Un changement important concerne les investissements réalisés par le biais d'entreprises établies à l'intérieur de l'Union européenne, mais contrôlées directement ou indirectement par des investisseurs de pays tiers. Le texte législatif indique que ces investissements peuvent générer les mêmes risques pour la sécurité ou l'ordre public que les investissements réalisés directement depuis l'extérieur de l'Union, car l'investisseur étranger conserve le pouvoir d'influence sur l'entreprise cible.
Les États membres conserveront la responsabilité exclusive des décisions de filtrage, y compris l'autorisation, l'autorisation avec des mesures d'atténuation, l'interdiction ou l'annulation d'un investissement. Le règlement oblige cependant les autorités nationales à prendre en compte les commentaires des autres États membres et les avis de la Commission européenne lorsque un investissement peut affecter la sécurité ou l'ordre public dans plusieurs États membres ou des projets d'intérêt de l'Union.
Michael Damianos, ministre de l'énergie, du commerce et de l'industrie de la République de Chypre, a déclaré qu'avec l'adoption des nouvelles règles, l'Union européenne renforce sa capacité à protéger la sécurité et l'ordre public, tout en maintenant en même temps l'ouverture aux investissements étrangers. Selon lui, le cadre mis à jour apportera plus de cohérence entre les États membres et couvrira un domaine minimal commun élargi pour les autorités nationales de filtrage.
Le règlement fixe également des délais procéduraux.
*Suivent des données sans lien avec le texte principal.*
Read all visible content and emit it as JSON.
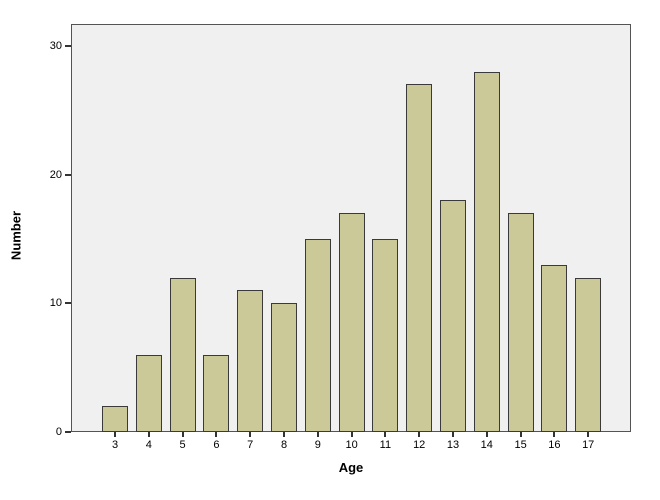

Les autorités nationales devront réaliser une analyse initiale dans un délai maximum de 45 jours calendaires à compter du dépôt du dossier complet, afin de décider si une enquête approfondie est nécessaire. Dans certains cas, les États membres notifieront l'investissement par le biais du mécanisme de coopération européen, permettant aux autres États membres et à la Commission de soumettre des commentaires ou des avis dans des délais définis.
Le texte prévoit également la création d'un système sécurisé et crypté pour l'échange d'informations entre les États membres et la Commission, une base de données sécurisée concernant les investissements notifiés et, à la demande d'au moins neuf États membres, un portail européen en ligne pour le dépôt électronique des dossiers d'investissement.
Le cadre actuel, appliqué depuis octobre 2020, a créé le premier mécanisme de coopération à l'échelle de l'UE pour le filtrage des investissements étrangers directs susceptibles d'affecter la sécurité ou l'ordre public. Après son introduction, tous les États membres ont établi des mécanismes nationaux de filtrage, mais le Conseil indique que les différences de domaine, de seuils, de délais et de procédures continuent de créer de l'incertitude pour les investisseurs et des risques pour le marché intérieur.
Le règlement adopté sera désormais publié dans le Journal officiel de l'Union européenne. Il entrera en vigueur 20 jours après sa publication, et les nouvelles règles commenceront à s'appliquer 18 mois après leur entrée en vigueur.